O julgamento da denúncia apresentada pela Procuradoria-Geral da República (PGR) contra o pastor Silas Malafaiateve início oficial com o voto do relator, ministro Alexandre de Moraes. O magistrado manifestou-se pela aceitação da denúncia, o que, se seguido pela maioria da Primeira Turma do STF, transformará o líder da Assembleia de Deus Vitória em Cristo em réu.

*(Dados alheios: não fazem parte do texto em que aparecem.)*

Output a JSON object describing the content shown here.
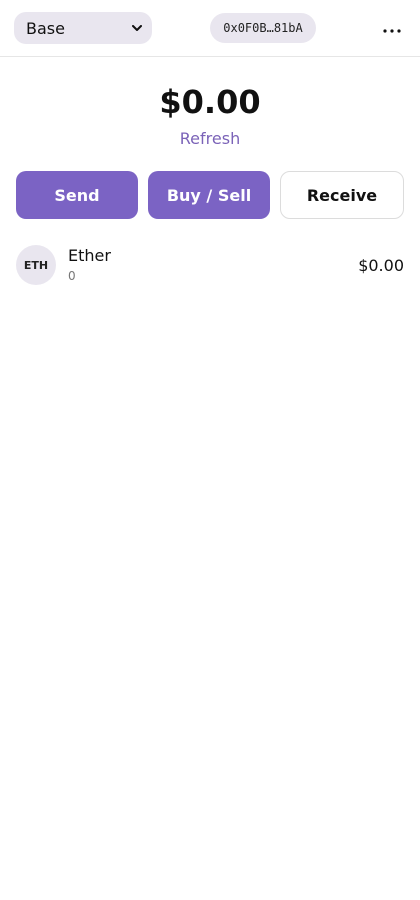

O caso remonta a discursos proferidos por Malafaia em manifestações bolsonaristas, onde ele utilizou termos como “frouxos, covardes e omissos” para se referir aos oficiais do Alto Comando do Exército, incluindo o comandante general Tomás Paiva. Para Moraes, as falas não são meras críticas protegidas pela liberdade de expressão, mas sim ataques orquestrados que possuem conexão direta com a estrutura investigada no Inquérito das Fake News e das Milícias Digitais, que apura atos contra as instituições democráticas.
A defesa de Malafaia, que protocolou pedidos de rejeição da denúncia no final de janeiro de 2026, argumenta que as críticas foram “genéricas” e que o pastor não possui foro privilegiado no STF, defendendo que o caso deveria tramitar na primeira instância. Malafaia alega ser alvo de “perseguição política” e sustenta que suas declarações visavam marcar posição política, e não cometer crimes contra a honra. Moraes rebateu os argumentos, afirmando que a competência do Supremo se dá pela prevenção e pela conexão com os inquéritos de ataques a autoridades públicas.
Os Crimes em Pauta
- Calúnia: A PGR sustenta que, ao chamar generais de “covardes”, Malafaia imputou falsamente crime previsto no Código Penal Militar.
- Injúria: A denúncia acusa o pastor de ofender deliberadamente a dignidade e o decoro dos oficiais em redes sociais e atos presenciais.